The probability mass function for the sample $X$ taking the value ${\bf x}=(x_1, x_2, \dotsc, x_k)$, given the population size is $\theta$, is: \begin{align} f_X({\bf x} \, | \, \theta) &= \left( \frac{1}{\theta}{\bf 1}_{\lbrace 1 \leq x_1 \leq \theta \rbrace} \right) \left( \frac{1}{\theta}{\bf 1}_{\lbrace 1 \leq x_2 \leq \theta \rbrace} \right) \dotsb \left( \frac{1}{\theta}{\bf 1}_{\lbrace 1 \leq x_k \leq \theta \rbrace} \right) \\[2mm] &= \frac{1}{\theta^n} {\bf 1}_{\lbrace 1 \leq \min(x_i) \rbrace} {\bf 1}_{\lbrace \max(x_i) \leq \theta \rbrace} \\[2mm] &= \underbrace{ \vphantom{\frac{1}{\theta^n}} {\bf 1}_{\lbrace 1 \leq \min(x_i) \rbrace} }_{h({\bf x})} \, \underbrace{\frac{1}{\theta^n} {\bf 1}_{\lbrace T({\bf x}) \leq \theta \rbrace}}_{g(\theta,T({\bf x}))} \end{align} Thus, by the Factorization Theorem, the sample max $T(X)$ is a sufficient statistic for the population size $\theta$.

### The Rao-Blackwell and Lehmann-Scheffé Theorems

The discussion above suggests that completeness and sufficiency should help us obtain a unique estimator with minimal variance. The Rao-Blackwell and Lehmann-Scheffé Theorems prove this definitively. The first of these two gives us a process to reduce the variance of an estimator:

 Clockwise from top-left: Rao, Blackwell, Scheffé, LehmannAll four images courtesy of Wikipedia.

Rao-Blackwell Theorem:
Let $U=u(X)$ be an unbiased estimator of $\theta$, and let $T=t(X)$ be a sufficient statistic for $\theta$. Then the Rao-Blackwell estimator $$U^*=u^*({\bf x}) = {\Bbb E}_{\theta}[U \, | \, T=t({\bf x})]$$ is also unbiased, and its variance is less than that of $U$.

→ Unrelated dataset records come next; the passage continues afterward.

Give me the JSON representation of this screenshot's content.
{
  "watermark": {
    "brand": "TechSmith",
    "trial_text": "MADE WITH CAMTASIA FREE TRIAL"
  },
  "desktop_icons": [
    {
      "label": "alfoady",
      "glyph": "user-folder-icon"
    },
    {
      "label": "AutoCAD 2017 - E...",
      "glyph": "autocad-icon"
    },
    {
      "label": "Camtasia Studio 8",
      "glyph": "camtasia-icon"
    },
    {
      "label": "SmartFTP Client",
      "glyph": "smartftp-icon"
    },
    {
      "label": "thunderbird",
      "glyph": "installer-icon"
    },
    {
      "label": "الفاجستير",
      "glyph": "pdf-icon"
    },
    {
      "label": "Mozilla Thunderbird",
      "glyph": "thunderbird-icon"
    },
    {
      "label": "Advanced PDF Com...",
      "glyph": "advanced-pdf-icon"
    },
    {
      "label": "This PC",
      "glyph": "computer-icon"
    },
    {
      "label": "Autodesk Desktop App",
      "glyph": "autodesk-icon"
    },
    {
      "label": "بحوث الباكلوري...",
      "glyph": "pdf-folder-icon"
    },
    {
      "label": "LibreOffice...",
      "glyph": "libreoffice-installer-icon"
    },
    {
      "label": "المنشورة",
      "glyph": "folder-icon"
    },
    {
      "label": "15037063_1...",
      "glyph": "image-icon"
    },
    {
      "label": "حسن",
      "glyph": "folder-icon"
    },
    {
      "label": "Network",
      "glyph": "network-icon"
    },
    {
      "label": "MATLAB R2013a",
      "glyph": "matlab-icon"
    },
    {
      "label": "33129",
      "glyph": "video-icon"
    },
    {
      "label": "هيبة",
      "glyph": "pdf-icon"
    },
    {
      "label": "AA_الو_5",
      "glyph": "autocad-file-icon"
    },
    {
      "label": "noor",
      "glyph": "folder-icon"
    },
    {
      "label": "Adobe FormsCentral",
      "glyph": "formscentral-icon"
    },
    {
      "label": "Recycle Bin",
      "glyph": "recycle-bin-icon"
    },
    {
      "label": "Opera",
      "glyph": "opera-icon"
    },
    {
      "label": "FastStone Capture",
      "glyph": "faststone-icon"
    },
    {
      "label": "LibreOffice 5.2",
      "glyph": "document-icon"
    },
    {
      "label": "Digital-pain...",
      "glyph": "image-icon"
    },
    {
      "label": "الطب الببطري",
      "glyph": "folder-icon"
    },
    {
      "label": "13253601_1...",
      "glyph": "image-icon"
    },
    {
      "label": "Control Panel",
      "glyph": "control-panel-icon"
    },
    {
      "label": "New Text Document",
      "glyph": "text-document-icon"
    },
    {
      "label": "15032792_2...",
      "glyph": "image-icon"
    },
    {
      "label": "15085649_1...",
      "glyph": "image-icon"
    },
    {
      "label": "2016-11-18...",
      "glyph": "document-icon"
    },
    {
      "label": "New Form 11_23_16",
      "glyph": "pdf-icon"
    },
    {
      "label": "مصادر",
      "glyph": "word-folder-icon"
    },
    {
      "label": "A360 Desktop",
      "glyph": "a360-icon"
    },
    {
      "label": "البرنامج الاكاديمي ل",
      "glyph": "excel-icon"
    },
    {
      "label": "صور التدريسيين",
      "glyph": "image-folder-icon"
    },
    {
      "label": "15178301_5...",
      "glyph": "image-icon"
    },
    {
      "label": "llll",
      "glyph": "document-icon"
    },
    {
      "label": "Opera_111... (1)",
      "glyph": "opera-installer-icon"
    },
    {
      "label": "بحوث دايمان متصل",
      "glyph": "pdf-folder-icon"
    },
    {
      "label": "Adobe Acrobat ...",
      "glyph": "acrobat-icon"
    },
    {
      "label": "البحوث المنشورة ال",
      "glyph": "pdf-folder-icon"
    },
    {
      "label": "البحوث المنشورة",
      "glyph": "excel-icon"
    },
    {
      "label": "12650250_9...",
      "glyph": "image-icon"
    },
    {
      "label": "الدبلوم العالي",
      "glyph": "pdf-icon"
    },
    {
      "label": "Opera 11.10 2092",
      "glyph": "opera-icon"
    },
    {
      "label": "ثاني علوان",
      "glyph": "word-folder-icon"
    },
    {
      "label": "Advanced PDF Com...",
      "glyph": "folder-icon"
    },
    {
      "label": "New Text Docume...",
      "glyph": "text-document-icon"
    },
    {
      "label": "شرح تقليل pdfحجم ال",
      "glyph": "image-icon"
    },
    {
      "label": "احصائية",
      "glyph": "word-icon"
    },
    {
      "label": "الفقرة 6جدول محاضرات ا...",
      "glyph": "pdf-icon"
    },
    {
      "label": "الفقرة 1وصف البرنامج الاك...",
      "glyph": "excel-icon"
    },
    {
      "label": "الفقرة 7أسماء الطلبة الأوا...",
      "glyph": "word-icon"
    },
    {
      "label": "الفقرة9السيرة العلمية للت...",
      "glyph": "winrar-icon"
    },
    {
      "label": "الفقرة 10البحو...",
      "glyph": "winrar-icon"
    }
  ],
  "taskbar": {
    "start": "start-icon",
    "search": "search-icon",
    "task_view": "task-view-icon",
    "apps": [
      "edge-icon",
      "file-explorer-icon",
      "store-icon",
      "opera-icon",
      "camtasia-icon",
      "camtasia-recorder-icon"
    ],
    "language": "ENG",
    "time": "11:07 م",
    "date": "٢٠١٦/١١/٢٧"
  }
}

In the proof below, all ${\Bbb E}$'s are understood to stand for ${\Bbb E}_{\theta}$.

Proof: By the definition of sufficiency given above, $u^*({\bf x})$ is indeed a function of ${\bf x}$, since the conditional expectation of $U$, given the sufficient statistic $T$, does not depend on $\theta$. Also, $U^*$ is unbiased by the law of total expectation and the fact that $U$ is unbiased: $${\Bbb E}[U^*] = {\Bbb E}[{\Bbb E}[U|T]] = {\Bbb E}[U] = \theta$$ Furthermore, the variance of $U^*$ is less than that of $U$: \begin{align} {\rm var}[U^*] &= {\Bbb E}\left[ \left( U^* - {\Bbb E}[U^*] \vphantom{{\Bbb E}[U^*]^2} \right)^2 \right] \\[2mm] &= {\Bbb E}\left[ \left( {\Bbb E}[U|T] - \theta \vphantom{{\Bbb E}[U^*]^2} \right)^2 \right] \\[2mm] &= {\Bbb E}\left[ \left( {\Bbb E}[U- \theta \, | \, T] \vphantom{{\Bbb E}[U^*]^2} \right)^2 \right] \tag{3}\\[2mm] &\leq {\Bbb E}\left[ {\Bbb E}\left[ \left( U- \theta \vphantom{{\Bbb E}[U^*]^2} \right)^2 \, \middle| \, T \right] \right] \tag{4} \\[2mm] &= {\Bbb E}\left[ \left( U- \theta \vphantom{{\Bbb E}[U^*]^2} \right)^2 \right] \tag{5} \\[2mm] &= {\Bbb E}\left[ \left( U- {\Bbb E}[U] \vphantom{{\Bbb E}[U^*]^2} \right)^2 \right] \\[2mm] &= {\rm var}[U] \end{align} The third equality is true because $\theta$ is a constant (and ${\Bbb E}$ is linear), the inequality in line 4 is due to Jensen's inequality, and the equality in line 5 is the law of total expectation. $\square$

Rao-Blackwell is telling us that if we supply an unbiased estimator, we can condition on a sufficient statistic to obtain a new unbiased estimator with lower variance. This sounds like a good process to source MVUE candidates. The Lehmann-Scheffé Theorem is the last piece of the puzzle, and we need one more Proposition to prove it.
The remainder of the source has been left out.